LE STYLO À BILLE « CRISTAL »
les « choses » du quotidien
Qui pourrait se targuer de ne jamais l’avoir utilisé gour griffonner un mot ? De ne jamais avoir mâchouillé son petit capuchon noir ? Elle est belle, n’est-ce pas, la « pointe Bic », quand on prend le temps de l’observer ?
Son corps hexagonal s’inspire du crayon-mine. Transparent, il dévoile la colonne d’encre dont on peut vérifier le niveau, une encre que la bille ne libère qu’en courant sur le papier. L’encre est protégée de la poussière par un petit bouchon de la même couleur, qui ferme le stylo. Quinze ans plus tard, l’« Orange » — la version à pointe fine — viendra rejoindre son grand frère. Depuis, le Bic, comme on l’appelle familièrement, s’il n’est pas le premier stylo à bille de l’histoire, est le plus célèbre.
à la pointe du progrès
Les soldats américains n’apportent pas seulement à la Libération les Lucky Strike et les collants en nylon, mais aussi le stylo à bille, tout récent. Marcel Bich, propriétaire d’une société de stylos à plume, reprend et améliore ce nouvel outil encore fruste : l’encre n’est pas stable, et elle sèche, ce qui provoque des pannes répétées ou des fuites incontrôlées. Il utilise des tours d’horlogerie — pour leur qualité de précision —, et met au point une bille parfaitement sphérique qui roule lorsque l’on écrit. Le « Cristal » est né. Produit de grande consommation, jetable avant la lettre, il touche tout le monde : un symbole de la démocratisation, « éloge à l’écriture économique ».
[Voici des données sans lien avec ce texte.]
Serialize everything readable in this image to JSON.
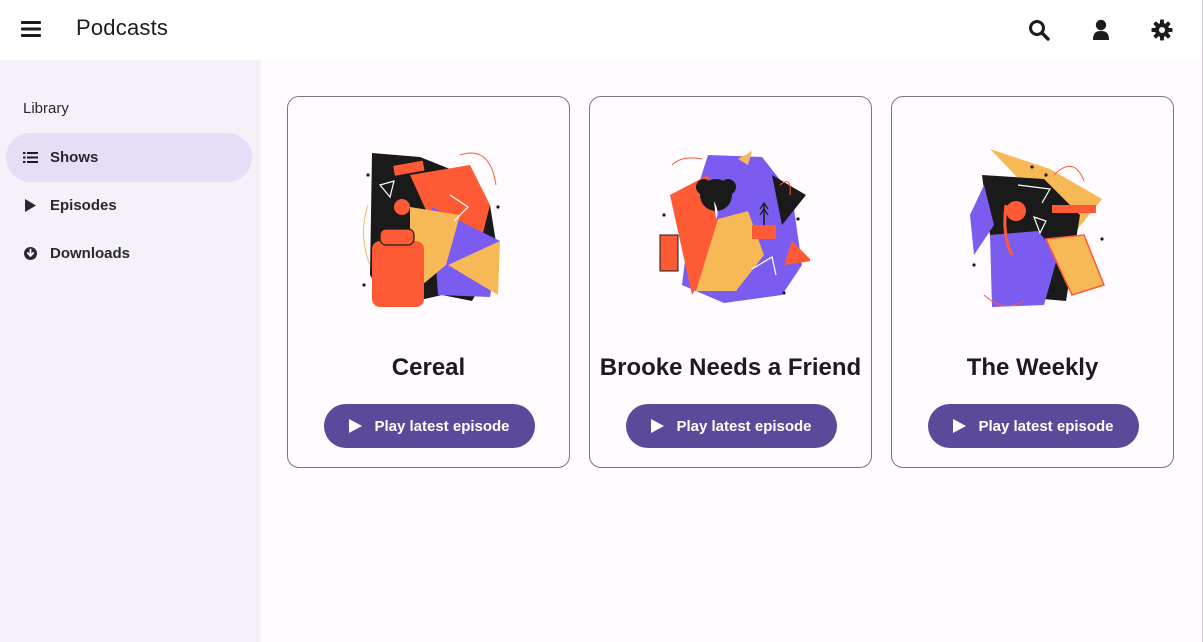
{
  "app": {
    "title": "Podcasts"
  },
  "topbar": {
    "icons": [
      "menu-icon",
      "search-icon",
      "account-icon",
      "settings-icon"
    ]
  },
  "sidebar": {
    "heading": "Library",
    "items": [
      {
        "label": "Shows",
        "icon": "list-icon",
        "active": true
      },
      {
        "label": "Episodes",
        "icon": "play-icon",
        "active": false
      },
      {
        "label": "Downloads",
        "icon": "download-icon",
        "active": false
      }
    ]
  },
  "shows": [
    {
      "title": "Cereal",
      "button_label": "Play latest episode"
    },
    {
      "title": "Brooke Needs a Friend",
      "button_label": "Play latest episode"
    },
    {
      "title": "The Weekly",
      "button_label": "Play latest episode"
    }
  ],
  "colors": {
    "accent": "#5b4a99",
    "active_nav": "#e5def7",
    "sidebar_bg": "#f4f1f8",
    "art_orange": "#ff5a36",
    "art_purple": "#7a5cf0",
    "art_yellow": "#f7b955"
  }
}
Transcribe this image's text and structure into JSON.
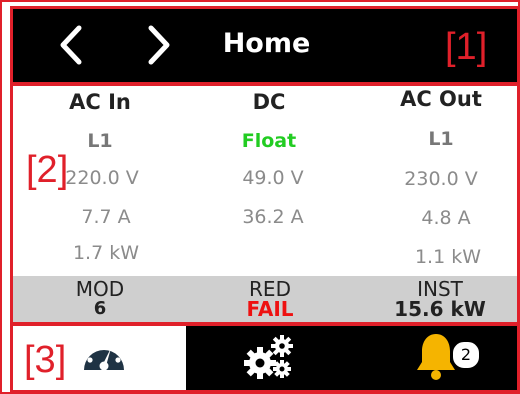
{
  "header": {
    "title": "Home",
    "back_icon": "chevron-left-icon",
    "forward_icon": "chevron-right-icon"
  },
  "annotations": [
    "[1]",
    "[2]",
    "[3]"
  ],
  "columns": [
    {
      "heading": "AC In",
      "sub": "L1",
      "voltage": "220.0 V",
      "current": "7.7 A",
      "power": "1.7 kW"
    },
    {
      "heading": "DC",
      "sub": "Float",
      "voltage": "49.0 V",
      "current": "36.2 A",
      "power": ""
    },
    {
      "heading": "AC Out",
      "sub": "L1",
      "voltage": "230.0 V",
      "current": "4.8 A",
      "power": "1.1 kW"
    }
  ],
  "status": [
    {
      "label": "MOD",
      "value": "6"
    },
    {
      "label": "RED",
      "value": "FAIL"
    },
    {
      "label": "INST",
      "value": "15.6 kW"
    }
  ],
  "tabs": [
    {
      "icon": "gauge-icon",
      "active": true
    },
    {
      "icon": "gears-icon",
      "active": false
    },
    {
      "icon": "bell-icon",
      "badge": "2",
      "active": false
    }
  ],
  "colors": {
    "annotation_red": "#e0202a",
    "float_green": "#22cc22",
    "fail_red": "#ee1111",
    "bell_yellow": "#f5b400",
    "gauge_dark": "#1f3344"
  }
}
Ironie de l’histoire ou juste retour des choses, le Bic fait partie du patrimoine américain au même titre que Coca-Cola. Vendus à plus de vingt milliards d’unités depuis leur création, la success story des Bic — mais aussi des briquets et rasoirs jetables de la marque — n’est pas due au hasard. Marcel Bich a très vite compris qu’obtenir la meilleure qualité au moindre prix passe par la production de masse, mais aussi par l’innovation permanente — perfectionnement des produits et des processus de fabrication — et la diversification. Ainsi, le « Cristal » et l’« Orange », s’ils sont restés les mêmes en apparence, ont subi de multiples améliorations – plus grande légèreté, affinement du capuchon… Ainsi, le manche des premiers rasoirs blanc et orange est désormais entièrement strié pour une meilleure prise en main, et il existe depuis 1992 des versions bilames. Quant au briquet, le premier modèle à flamme réglable a été suivi par le « Mini-Bic » (1985), le briquet à flamme fixe et à décor (1990), celui à allumage électronique, sans oublier les séries limitées. La réussite tient également à un marketing efficace et à un contrôle du prix des ventes, une règle d’or pour Bic comme pour ses concurrents directs et nombre de fabricants.
je, tu, il consomme
Signe de la société de consommation, le jetable a connu son heure de gloire à la fin des années 1960. Il a même touché le mobilier avec des sièges en carton ou en PVC gonflables. La crise pétrolière et le début du mouvement écologiste auront raison de ces expériences. Mais des objets comme la lame jetable inventée par Gillette, le stylo à bille de Bic ou l’appareil photo jetable de Fuji perdurent. Synonymes de gain de temps et d’économie, ils facilitent la vie au plus grand nombre.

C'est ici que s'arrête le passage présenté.